Mandela and Tambo
- Headquarters: Chancellor House, Ferreirasdorp (Johannesburg)
- Major practice areas: General practice
- Key people: Nelson Mandela and Oliver Tambo
- Date founded: 1952
- Dissolved: 1960 (Due to the founders involvement in the Anti-Apartheid Movement)

= Mandela and Tambo =

South African law firm

Mandela and Tambo was a South African law firm established by Nelson Mandela and Oliver Tambo in Johannesburg in late 1952. It was the first "Attorney Firm" in the country to be run by black partners.

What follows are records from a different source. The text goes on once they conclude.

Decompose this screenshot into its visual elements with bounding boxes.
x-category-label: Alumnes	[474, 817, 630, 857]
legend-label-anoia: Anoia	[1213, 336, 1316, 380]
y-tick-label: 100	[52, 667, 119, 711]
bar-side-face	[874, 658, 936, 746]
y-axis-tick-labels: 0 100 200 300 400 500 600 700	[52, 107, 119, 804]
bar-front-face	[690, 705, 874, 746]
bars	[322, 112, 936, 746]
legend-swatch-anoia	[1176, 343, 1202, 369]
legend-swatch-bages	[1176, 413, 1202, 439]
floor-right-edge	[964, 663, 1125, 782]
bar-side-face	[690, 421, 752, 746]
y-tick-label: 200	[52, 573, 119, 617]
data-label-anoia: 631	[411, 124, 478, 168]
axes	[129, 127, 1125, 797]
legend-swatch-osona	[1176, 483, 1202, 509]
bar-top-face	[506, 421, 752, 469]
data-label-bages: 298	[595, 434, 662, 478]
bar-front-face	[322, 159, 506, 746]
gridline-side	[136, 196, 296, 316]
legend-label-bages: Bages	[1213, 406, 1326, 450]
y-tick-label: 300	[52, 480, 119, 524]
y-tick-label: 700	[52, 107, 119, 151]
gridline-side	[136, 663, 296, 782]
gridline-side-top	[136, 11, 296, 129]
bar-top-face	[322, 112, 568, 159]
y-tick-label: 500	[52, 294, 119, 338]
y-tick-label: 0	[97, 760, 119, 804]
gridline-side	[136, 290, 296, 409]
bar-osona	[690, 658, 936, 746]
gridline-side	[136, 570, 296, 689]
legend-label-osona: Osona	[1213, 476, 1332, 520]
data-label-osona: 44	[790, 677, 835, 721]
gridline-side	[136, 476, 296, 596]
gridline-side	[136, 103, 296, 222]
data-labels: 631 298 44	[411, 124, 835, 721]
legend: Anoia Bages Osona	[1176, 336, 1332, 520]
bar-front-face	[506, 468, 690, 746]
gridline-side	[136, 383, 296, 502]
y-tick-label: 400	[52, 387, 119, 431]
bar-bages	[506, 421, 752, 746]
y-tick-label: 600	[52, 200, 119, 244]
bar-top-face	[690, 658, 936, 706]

In August 1952, Mandela had opened his own firm but, after just several months, he invited Tambo to join him in the establishment of Mandela and Tambo in two small rooms at Chancellor House, the building housing the headquarters of the African National Congress. The firm was inundated with clients seeking redress from acts of the oppressive apartheid regime. In South Africa, "Attorney Firms" would deal with lay clients directly and draft most of the paperwork, and "instruct" an Advocate, either practising independently or in-house with the firm, to plead before the Court. Tambo would do much of the paperwork in the office whilst Mandela did most of the advocacy before the magistrates in the courts opposite.

Later others joined the firm, including Duma Nokwe, Ruth Mompati, Mendi Msimang and Godfrey Pitje.

The firm was closed down in 1960 as Mandela faced charges of treason and Tambo fled the country. The law office building was later gutted by fire and was an urban slum for many years before being completely refurbished and opened as the Chancellor House museum and archive in 2011.

Mandela and Tambo were personally reunited in an emotional private meeting in Stockholm in March 1990.